How extraordinary that a woman who once campaigned for the rights of imprisoned writers should now steer a campaign group that cheers the imprisonment of tabloid journalists. And how extraordinary that the first two executive directors of Hacked Off should have come from the ranks of Index on Censorship and PEN International.

To see the extent to which Britain's liberal establishment  has conspired with the attempted reintroduction of the boot of the state into the world of the press, just look at the list of 200 cultural bigwigs who earlier this year signed Hacked Off's letter demanding that the press sign up to Leveson's proposed state regulation by Royal Charter. Key writers who have for years depicted themselves as devotees of freedom of speech and the right to publish put their names on the dotted line for Hacked Off, including Michael Frayn, A.S. Byatt, Ian McEwan, V.S. Naipul, even Salman Rushdie. Many of these writers, most notably Rushdie, previously stood up for the freedom to speak, to utter, to scribble, to think, and many of them worked with groups like Index or PEN—yet here they now were signing a letter agitating for state policing of the press.

But surely Britain's best-known civil-liberties group, Liberty, has taken a stand against the campaign to demonise and muzzle the tabloid press? Well, not quite. In fact Liberty's director, Shami Chakrabarti, was an actual panel member of the Leveson Inquiry, one of the Great and Good who sat in judgement of the sinning tabloids in this modern-day Star Chamber.

So get your heads around these facts, if you can: The campaign to restrict the historic rights of the press to rabble-rouse and publish and be damned—rights fought for over centuries by some of Britain's greatest liberals—has been led from the very start by people associated with Index on Censorship, PEN International, and Liberty, and cheered on by the liberal establishment. It wasn't a brutal state or truncheon-wielding coppers who effectively brought to an end 350 years of relative press freedom in Britain—it was liberals; it was progressives; it was the cultural elite; it was people who have made a name for themselves over the past 30 or 40 years as supporters of freedom of speech, though we now know what a colossal con that was. Liberty and Index have since made fairly anaemic statements saying the state shouldn't venture too far into the press—but it's too little, too late. Index and Liberty people were central to creating the climate of hysteria that has allowed the British state to loom large over the press for the first time in nearly four centuries.
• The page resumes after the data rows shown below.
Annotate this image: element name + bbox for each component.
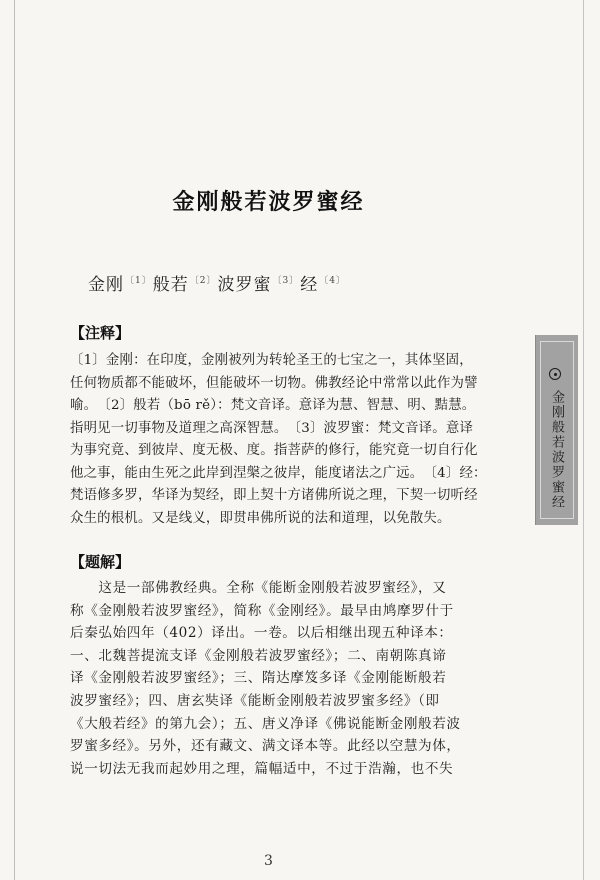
notes-line: 喻。 〔2〕般若（bō rě）：梵文音译。意译为慧、智慧、明、黠慧。: [70, 398, 476, 413]
notes-line: 他之事，能由生死之此岸到涅槃之彼岸，能度诸法之广远。 〔4〕经：: [70, 465, 487, 481]
intro-body: [70, 577, 527, 780]
notes-line: 众生的根机。又是线义，即贯串佛所说的法和道理，以免散失。: [70, 510, 451, 526]
intro-line: 一、北魏菩提流支译《金刚般若波罗蜜经》；二、南朝陈真谛: [70, 647, 447, 664]
intro-line: 称《金刚般若波罗蜜经》，简称《金刚经》。最早由鸠摩罗什于: [70, 602, 454, 619]
sutra-part: 波罗蜜: [217, 275, 272, 295]
page-number: 3: [264, 853, 273, 869]
intro-line: 波罗蜜经》；四、唐玄奘译《能断金刚般若波罗蜜多经》（即: [70, 692, 440, 709]
intro-line: 《大般若经》的第九会）；五、唐义净译《佛说能断金刚般若波: [70, 715, 461, 732]
notes-heading: 【注释】: [70, 324, 131, 342]
notes-line: 为事究竟、到彼岸、度无极、度。指菩萨的修行，能究竟一切自行化: [70, 443, 478, 458]
notes-line: 梵语修多罗，华译为契经，即上契十方诸佛所说之理，下契一切听经: [70, 488, 478, 503]
note-marker: 〔1〕: [125, 276, 152, 286]
intro-line: 译《金刚般若波罗蜜经》；三、隋达摩笈多译《金刚能断般若: [70, 670, 447, 687]
notes-line: 任何物质都不能破坏，但能破坏一切物。佛教经论中常常以此作为譬: [70, 375, 478, 391]
intro-heading: 【题解】: [70, 553, 131, 571]
notes-line: 〔1〕金刚：在印度，金刚被列为转轮圣王的七宝之一，其体坚固，: [70, 353, 473, 368]
sutra-part: 般若: [152, 275, 189, 295]
notes-line: 指明见一切事物及道理之高深智慧。 〔3〕波罗蜜：梵文音译。意译: [70, 420, 474, 436]
chapter-side-tab: [535, 335, 578, 525]
right-edge-line: [583, 0, 584, 880]
note-marker: 〔2〕: [189, 276, 217, 286]
notes-body: [70, 350, 527, 530]
sutra-title-annotated: [88, 270, 347, 295]
page-title: 金刚般若波罗蜜经: [172, 189, 365, 215]
side-tab-label: 金刚般若波罗蜜经: [549, 390, 564, 510]
sutra-part: 金刚: [88, 275, 124, 295]
note-marker: 〔4〕: [319, 276, 346, 286]
note-marker: 〔3〕: [272, 276, 300, 286]
intro-line: 罗蜜多经》。另外，还有藏文、满文译本等。此经以空慧为体，: [70, 738, 461, 755]
intro-line: 说一切法无我而起妙用之理，篇幅适中，不过于浩瀚，也不失: [70, 760, 454, 777]
intro-line: 这是一部佛教经典。全称《能断金刚般若波罗蜜经》，又: [70, 580, 447, 596]
left-edge-line: [14, 0, 15, 880]
sutra-part: 经: [300, 275, 319, 295]
circle-dot-icon: [549, 368, 561, 380]
intro-line: 后秦弘始四年（402）译出。一卷。以后相继出现五种译本：: [70, 625, 453, 642]
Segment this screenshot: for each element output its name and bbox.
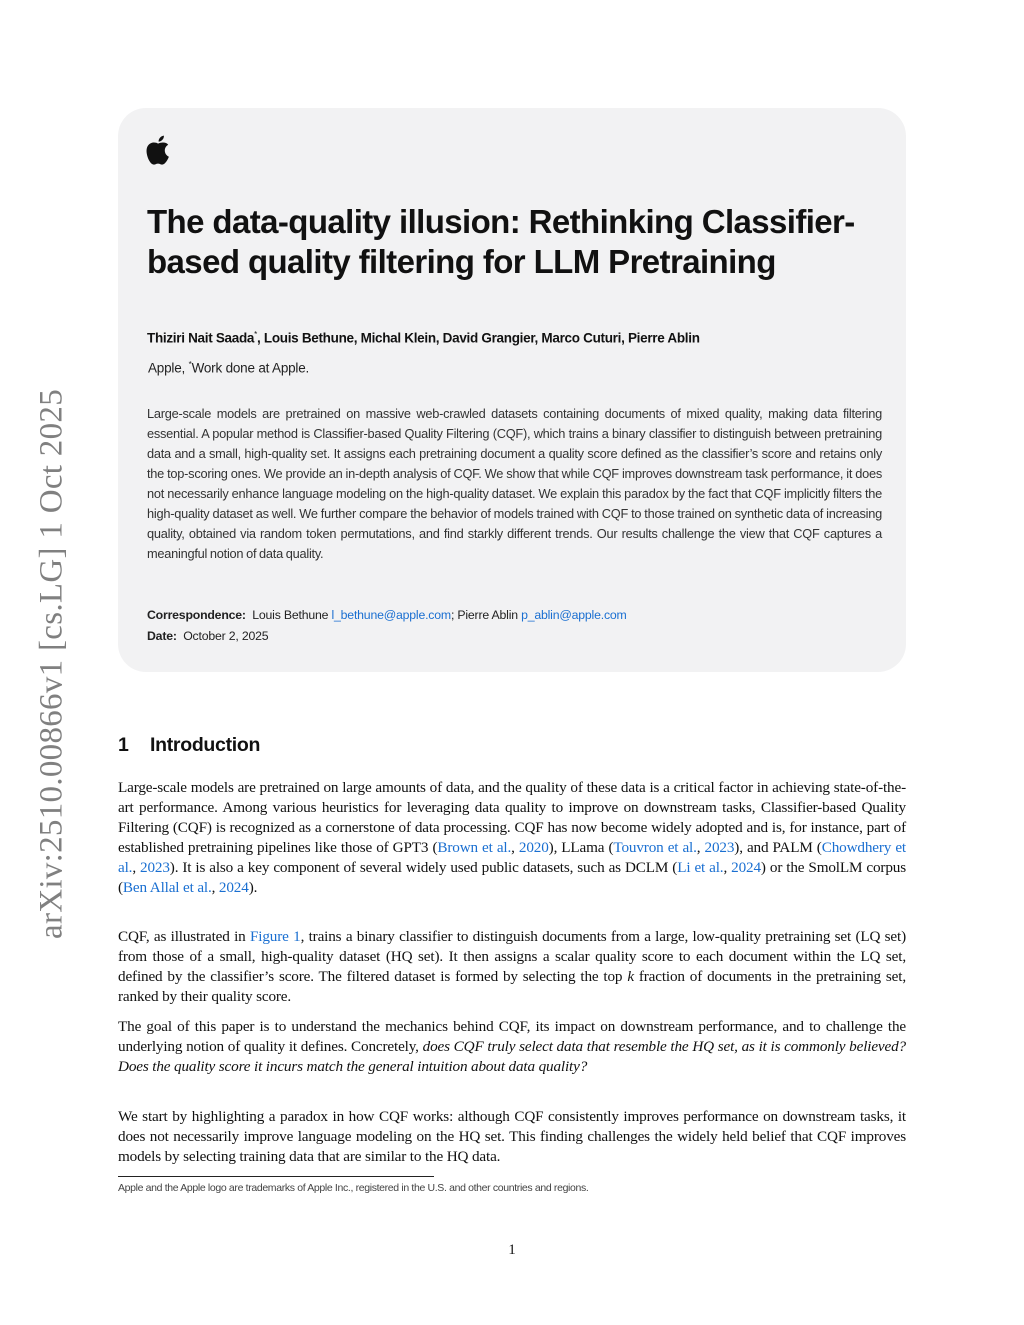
- text-run: , trains a binary classifier to distinguish documents from a large, low-quality pretraining set (LQ set) from those of a small, high-quality dataset (HQ set). It then assigns a scalar quality score to each document within the LQ set, defined by the classifier’s score. The filtered dataset is formed by selecting the top: [118, 928, 907, 985]
- text-run: ) or the SmolLM corpus (: [118, 859, 906, 896]
- author-list: [147, 330, 887, 346]
- text-run: ). It is also a key component of several widely used public datasets, such as DCLM (: [169, 859, 678, 876]
- footnote-divider: [118, 1176, 434, 1177]
- paragraph-4-text: We start by highlighting a paradox in how CQF works: although CQF consistently improves performance on downstream tasks, it does not necessarily improve language modeling on the HQ set. This finding challenges the widely held belief that CQF improves models by selecting training data that are similar to the HQ data.: [118, 1108, 906, 1165]
- arxiv-identifier-stamp: arXiv:2510.00866v1 [cs.LG] 1 Oct 2025: [33, 388, 70, 940]
- section-title: Introduction: [150, 734, 261, 756]
- apple-logo-icon: [145, 134, 171, 166]
- intro-paragraph-4: [118, 1107, 906, 1167]
- first-author: Thiziri Nait Saada: [147, 330, 255, 346]
- citation-author: Brown et al.: [437, 839, 512, 856]
- date-value: October 2, 2025: [183, 629, 269, 643]
- citation-benallal-2024[interactable]: [123, 879, 249, 896]
- citation-sep: ,: [211, 879, 219, 896]
- math-k: k: [627, 968, 634, 985]
- citation-li-2024[interactable]: [677, 859, 761, 876]
- citation-sep: ,: [696, 839, 705, 856]
- email-link-bethune[interactable]: l_bethune@apple.com: [331, 608, 451, 622]
- email-link-ablin[interactable]: p_ablin@apple.com: [521, 608, 627, 622]
- other-authors: , Louis Bethune, Michal Klein, David Grangier, Marco Cuturi, Pierre Ablin: [256, 330, 700, 346]
- section-number: 1: [118, 734, 129, 756]
- intro-paragraph-1: [118, 778, 906, 898]
- correspondence-name-1: Louis Bethune: [252, 608, 329, 622]
- citation-year: 2024: [218, 879, 249, 896]
- affiliation-marker: *: [188, 360, 192, 369]
- citation-author: Ben Allal et al.: [122, 879, 212, 896]
- research-questions: does CQF truly select data that resemble the HQ set, as it is commonly believed? Does the quality score it incurs match the general intuition about data quality?: [118, 1038, 906, 1075]
- publication-date: [147, 629, 268, 643]
- citation-year: 2020: [518, 839, 549, 856]
- page-number: 1: [508, 1242, 516, 1258]
- citation-touvron-2023[interactable]: [613, 839, 734, 856]
- text-run: The goal of this paper is to understand the mechanics behind CQF, its impact on downstream performance, and to challenge the underlying notion of quality it defines. Concretely,: [118, 1018, 906, 1055]
- citation-year: 2023: [140, 859, 170, 876]
- affiliation-note: Work done at Apple.: [191, 360, 310, 376]
- correspondence-separator: ; Pierre Ablin: [450, 608, 518, 622]
- intro-paragraph-2: [118, 927, 906, 1007]
- paper-header-card: [118, 108, 906, 672]
- correspondence: [147, 608, 627, 622]
- citation-sep: ,: [132, 859, 140, 876]
- citation-author: Touvron et al.: [613, 839, 697, 856]
- paper-title: The data-quality illusion: Rethinking Classifier-based quality filtering for LLM Pretraining: [147, 203, 855, 280]
- text-run: Large-scale models are pretrained on large amounts of data, and the quality of these data is a critical factor in achieving state-of-the-art performance. Among various heuristics for leveraging data quality to improve on downstream tasks, Classifier-based Quality Filtering (CQF) is recognized as a cornerstone of data processing. CQF has now become widely adopted and is, for instance, part of established pretraining pipelines like those of GPT3 (: [118, 779, 906, 856]
- section-heading-introduction: [118, 734, 260, 757]
- citation-year: 2023: [704, 839, 735, 856]
- citation-author: Chowdhery et al.: [118, 839, 906, 876]
- equal-contribution-marker: *: [254, 330, 257, 339]
- text-run: ), LLama (: [548, 839, 614, 856]
- citation-year: 2024: [731, 859, 761, 876]
- figure-1-link[interactable]: Figure 1: [250, 928, 301, 945]
- date-label: Date:: [147, 629, 177, 643]
- citation-sep: ,: [511, 839, 519, 856]
- citation-brown-2020[interactable]: [437, 839, 548, 856]
- text-run: ), and PALM (: [734, 839, 822, 856]
- text-run: fraction of documents in the pretraining set, ranked by their quality score.: [118, 968, 906, 1005]
- abstract: Large-scale models are pretrained on massive web-crawled datasets containing documents of mixed quality, making data filtering essential. A popular method is Classifier-based Quality Filtering (CQF), which trains a binary classifier to distinguish between pretraining data and a small, high-quality set. It assigns each pretraining document a quality score defined as the classifier’s score and retains only the top-scoring ones. We provide an in-depth analysis of CQF. We show that while CQF improves downstream task performance, it does not necessarily enhance language modeling on the high-quality dataset. We explain this paradox by the fact that CQF implicitly filters the high-quality dataset as well. We further compare the behavior of models trained with CQF to those trained on synthetic data of increasing quality, obtained via random token permutations, and find starkly different trends. Our results challenge the view that CQF captures a meaningful notion of data quality.: [147, 406, 882, 561]
- citation-author: Li et al.: [677, 859, 724, 876]
- text-run: CQF, as illustrated in: [118, 928, 250, 945]
- affiliation-org: Apple,: [148, 360, 189, 376]
- citation-sep: ,: [723, 859, 732, 876]
- intro-paragraph-3: [118, 1017, 906, 1077]
- affiliation: [148, 360, 309, 376]
- text-run: ).: [248, 879, 258, 896]
- trademark-footnote: Apple and the Apple logo are trademarks of Apple Inc., registered in the U.S. and other countries and regions.: [118, 1182, 589, 1194]
- correspondence-label: Correspondence:: [147, 608, 246, 622]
How can this be? How could yesteryear's agitators for writers' freedom become today's demanders of state regulation of the press? It's because, in truth, such people's commitment to freedom of speech was always pretty partial. It was always fuelled, less by a full-on, balls-out, consistent conviction that everyone, regardless of their "breeding," should have the right to think, say, and write whatever they pleased, than it was by a belief that some writers had very important things to say and that their liberties should be protected. It was a free-speech position always more outraged by the harassment of Nobel Prize-winning authors in places like Eastern Europe than by state intervention into the affairs of the hacks and dimwits here at home. It was driven by a feeling that the purveyors of fine literature and clever ideas deserved freedom of speech, but badly bred, foul-mouthed tabloid hacks? Fuck them. Imprison them.

The phone-hacking scandal in Britain killed off the News of the World, a Sunday paper that had been in existence since 1843. It has also killed off something else, though not many people seem to have noticed: It has laid to waste the claims of Britain's liberal, progressive establishment to be committed to freedom of speech. These individuals, and many of the people in groups like Index and PEN that were their intellectual homes, now stand exposed as censors in disguise, pretty happy to see the state pummel those writers and editors whose publications offend the educated liberal sensibility. The era of these middle-aged, bourgeois, partial pontificators about freedom of speech is now surely over; the remnants of their institutions should finally be swept aside, ideally by a new, younger generation of freedom-of-speech campaigners who actually believe in freedom of speech.